I got a picture of him. His name's Rashid. He's the one on the right. In the red.
I was walking home really fast Saturday, passing people right and left. But there was one guy I hadn't passed yet on the winding village path. I wanted to. I guess Rashid inspired me. Anyways, if I'm not playing the let's pass everyone it's a race game, I'm playing the let's smile at everyone and see what they do game. Some days, I play both. So I smiled as I started to pass him. But then he smiled back, and asked how I was. So I quit playing games, and we started talking. Half an hour later we were talking still, but now we were talking about how the media only shows the starving Africans, but not the Africans leading good work in their communities. Robert already knew I'm taking development studies. I asked him what he does. He owns a non-governmental organization and does community development. We kept walking and talking until we got to my road. It turns out he was going to visit his mother. Who also turns out to be my neighbor.

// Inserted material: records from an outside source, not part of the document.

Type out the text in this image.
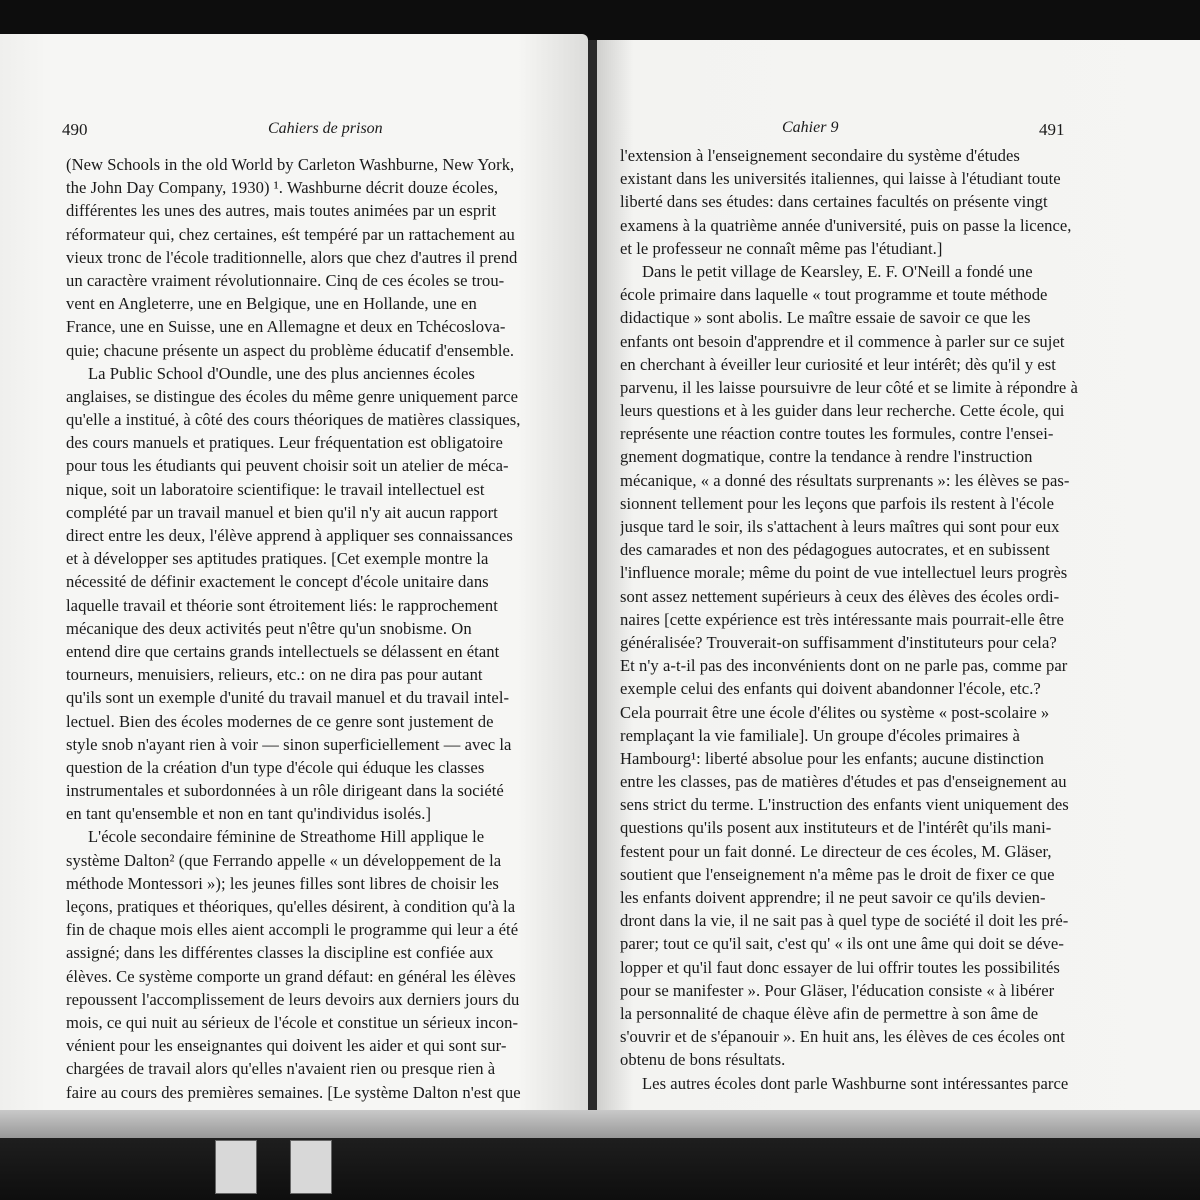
490	Cahiers de prison
(New Schools in the old World by Carleton Washburne, New York,
the John Day Company, 1930) ¹. Washburne décrit douze écoles,
différentes les unes des autres, mais toutes animées par un esprit
réformateur qui, chez certaines, eśt tempéré par un rattachement au
vieux tronc de l'école traditionnelle, alors que chez d'autres il prend
un caractère vraiment révolutionnaire. Cinq de ces écoles se trou-
vent en Angleterre, une en Belgique, une en Hollande, une en
France, une en Suisse, une en Allemagne et deux en Tchécoslova-
quie; chacune présente un aspect du problème éducatif d'ensemble.
La Public School d'Oundle, une des plus anciennes écoles
anglaises, se distingue des écoles du même genre uniquement parce
qu'elle a institué, à côté des cours théoriques de matières classiques,
des cours manuels et pratiques. Leur fréquentation est obligatoire
pour tous les étudiants qui peuvent choisir soit un atelier de méca-
nique, soit un laboratoire scientifique: le travail intellectuel est
complété par un travail manuel et bien qu'il n'y ait aucun rapport
direct entre les deux, l'élève apprend à appliquer ses connaissances
et à développer ses aptitudes pratiques. [Cet exemple montre la
nécessité de définir exactement le concept d'école unitaire dans
laquelle travail et théorie sont étroitement liés: le rapprochement
mécanique des deux activités peut n'être qu'un snobisme. On
entend dire que certains grands intellectuels se délassent en étant
tourneurs, menuisiers, relieurs, etc.: on ne dira pas pour autant
qu'ils sont un exemple d'unité du travail manuel et du travail intel-
lectuel. Bien des écoles modernes de ce genre sont justement de
style snob n'ayant rien à voir — sinon superficiellement — avec la
question de la création d'un type d'école qui éduque les classes
instrumentales et subordonnées à un rôle dirigeant dans la société
en tant qu'ensemble et non en tant qu'individus isolés.]
L'école secondaire féminine de Streathome Hill applique le
système Dalton² (que Ferrando appelle « un développement de la
méthode Montessori »); les jeunes filles sont libres de choisir les
leçons, pratiques et théoriques, qu'elles désirent, à condition qu'à la
fin de chaque mois elles aient accompli le programme qui leur a été
assigné; dans les différentes classes la discipline est confiée aux
élèves. Ce système comporte un grand défaut: en général les élèves
repoussent l'accomplissement de leurs devoirs aux derniers jours du
mois, ce qui nuit au sérieux de l'école et constitue un sérieux incon-
vénient pour les enseignantes qui doivent les aider et qui sont sur-
chargées de travail alors qu'elles n'avaient rien ou presque rien à
faire au cours des premières semaines. [Le système Dalton n'est que
Cahier 9	491
l'extension à l'enseignement secondaire du système d'études
existant dans les universités italiennes, qui laisse à l'étudiant toute
liberté dans ses études: dans certaines facultés on présente vingt
examens à la quatrième année d'université, puis on passe la licence,
et le professeur ne connaît même pas l'étudiant.]
Dans le petit village de Kearsley, E. F. O'Neill a fondé une
école primaire dans laquelle « tout programme et toute méthode
didactique » sont abolis. Le maître essaie de savoir ce que les
enfants ont besoin d'apprendre et il commence à parler sur ce sujet
en cherchant à éveiller leur curiosité et leur intérêt; dès qu'il y est
parvenu, il les laisse poursuivre de leur côté et se limite à répondre à
leurs questions et à les guider dans leur recherche. Cette école, qui
représente une réaction contre toutes les formules, contre l'ensei-
gnement dogmatique, contre la tendance à rendre l'instruction
mécanique, « a donné des résultats surprenants »: les élèves se pas-
sionnent tellement pour les leçons que parfois ils restent à l'école
jusque tard le soir, ils s'attachent à leurs maîtres qui sont pour eux
des camarades et non des pédagogues autocrates, et en subissent
l'influence morale; même du point de vue intellectuel leurs progrès
sont assez nettement supérieurs à ceux des élèves des écoles ordi-
naires [cette expérience est très intéressante mais pourrait-elle être
généralisée? Trouverait-on suffisamment d'instituteurs pour cela?
Et n'y a-t-il pas des inconvénients dont on ne parle pas, comme par
exemple celui des enfants qui doivent abandonner l'école, etc.?
Cela pourrait être une école d'élites ou système « post-scolaire »
remplaçant la vie familiale]. Un groupe d'écoles primaires à
Hambourg¹: liberté absolue pour les enfants; aucune distinction
entre les classes, pas de matières d'études et pas d'enseignement au
sens strict du terme. L'instruction des enfants vient uniquement des
questions qu'ils posent aux instituteurs et de l'intérêt qu'ils mani-
festent pour un fait donné. Le directeur de ces écoles, M. Gläser,
soutient que l'enseignement n'a même pas le droit de fixer ce que
les enfants doivent apprendre; il ne peut savoir ce qu'ils devien-
dront dans la vie, il ne sait pas à quel type de société il doit les pré-
parer; tout ce qu'il sait, c'est qu' « ils ont une âme qui doit se déve-
lopper et qu'il faut donc essayer de lui offrir toutes les possibilités
pour se manifester ». Pour Gläser, l'éducation consiste « à libérer
la personnalité de chaque élève afin de permettre à son âme de
s'ouvrir et de s'épanouir ». En huit ans, les élèves de ces écoles ont
obtenu de bons résultats.
Les autres écoles dont parle Washburne sont intéressantes parce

And I almost just passed him up.
Lesson learned? Play games until someone plays with you. Then stop playing games.
And I still don't trust myself. I'm really struggling to have patience. With myself. With other students. With miscommunications. With sitting in questions. It scares me, because when you lose patience it's cuz you don't love enough to suffer. Patience is long-suffering, and it's a choice, like running every lap even when it hurts. Love is very intentional. It's a choice. Lately, it's been a really difficult choice. Pray, please.